AFGANISTÁN Y LA URSS DE 1917 A 1973. Los vínculos entre la Unión Soviética y Afganistán eran muy antiguos. En abril de 1919 el rey Amanollah estableció relaciones diplomáticas con el nuevo Gobierno de Moscú, hecho que permitió a este abrir cinco consulados. El 28 de febrero de 1921 se firmó un tratado de paz y un acuerdo de cooperación y los soviéticos participaron en la construcción de una línea de telégrafos. Los soviéticos abonaban al rey un subsidio anual de medio millón de dólares. Este acuerdo expresaba por parte de los soviéticos la voluntad de compensar la influencia inglesa en el país[2], y la de extender la revolución a los países bajo dominio colonial o semicolonial. Así, durante el Congreso de los Pueblos de Oriente, celebrado en Bakú entre los días 1 y 8 de septiembre de 1920, los responsables de la Internacional comunista consideraron que el anticolonialismo y el antiimperialismo podrían atraer a su campo a los pueblos «sometidos» y empezaron a realizar declaraciones en las que el término Jihad (guerra santa) sustituía al de «lucha de clases». Según parece, en el congreso tomaron parte tres afganos: Agazadé, en representación de los comunistas afganos, Azim por los «sin partido» y Kara Tadjiev, que se convertiría en representante de los sin partido en el congreso[3]. Igualmente, las resoluciones del IV Congreso de la Internacional comunista, inaugurado el 7 de noviembre de 1922, preconizaban el debilitamiento de las «potencias imperialistas» mediante la creación y la organización de «frentes únicos antiimperialistas».

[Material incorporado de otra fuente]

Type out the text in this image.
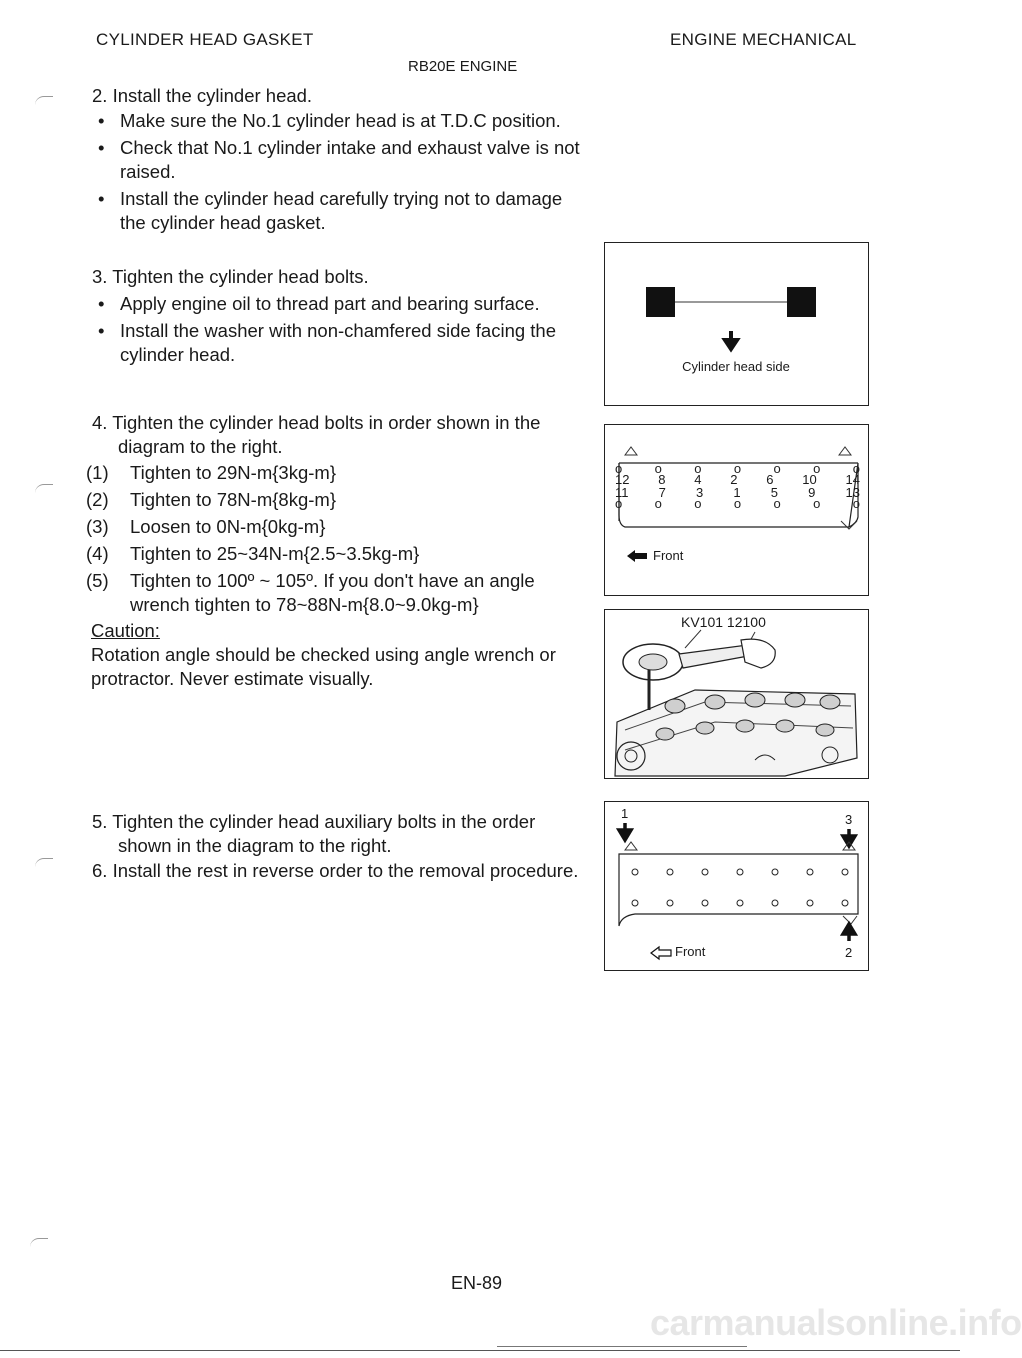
CYLINDER HEAD GASKET	ENGINE MECHANICAL
RB20E ENGINE
2. Install the cylinder head.
• Make sure the No.1 cylinder head is at T.D.C position.
• Check that No.1 cylinder intake and exhaust valve is not raised.
• Install the cylinder head carefully trying not to damage the cylinder head gasket.
3. Tighten the cylinder head bolts.
• Apply engine oil to thread part and bearing surface.
• Install the washer with non-chamfered side facing the cylinder head.
4. Tighten the cylinder head bolts in order shown in the diagram to the right.
(1) Tighten to 29N-m{3kg-m}
(2) Tighten to 78N-m{8kg-m}
(3) Loosen to 0N-m{0kg-m}
(4) Tighten to 25~34N-m{2.5~3.5kg-m}
(5) Tighten to 100º ~ 105º. If you don't have an angle wrench tighten to 78~88N-m{8.0~9.0kg-m}
Caution:
Rotation angle should be checked using angle wrench or protractor. Never estimate visually.
5. Tighten the cylinder head auxiliary bolts in the order shown in the diagram to the right.
6. Install the rest in reverse order to the removal procedure.
Cylinder head side
o o o o o o o
12 8 4 2 6 10 14
11 7 3 1 5 9 13
o o o o o o o
Front
KV101 12100
1	3
Front	2
EN-89
carmanualsonline.info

De forma simultánea, las tropas soviéticas dirigidas por el general Mijaíl Vassilievich Frunzé (1888-1925) —uno de los responsables del Ejército Rojo, que había participado en la represión contra el movimiento anarquista ucraniano de Néstor Majnó—, en septiembre de 1920 anexionaron el Janato, en la provincia de Bujara, que había formado parte durante algún tiempo del reino de Afganistán, y multiplicaron las operaciones contra los campesinos, los basmachíes —denominados «salteadores», que siempre se habían opuesto a la dominación rusa y luego bolchevique de la región—, utilizando métodos análogos a los empleados contra los campesinos rebeldes en Rusia. La anexión de esta región se hizo definitiva en 1924, aunque prosiguieron los combates, mientras un millón de basmachíes encontraban refugio en Afganistán. El Ejército Rojo no conseguiría aplastar a los basmachíes hasta 1933. La influencia de los comunistas en las esferas dirigentes de Afganistán empezó a hacerse notar: muchos oficiales afganos completaban su formación en la URSS. Paralelamente, algunos «diplomáticos soviéticos» realizaban actividades clandestinas: un militar y algunos ingenieros serían expulsados por llevar a cabo este tipo de trabajo[4]. También pudo probarse la presencia de agentes de la GPU en Afganistán, en la persona de Georges Agabekov, miembro de la Cheka desde 1920, e integrado en el servicio de la Inostrany Otdel (la sección extranjera); Agabekov se convirtió en el residente ilegal de este servicio, primero en Kabul y luego en Estambul, donde continuó ocupándose de Afganistán hasta su ruptura con la GPU en 1930[5].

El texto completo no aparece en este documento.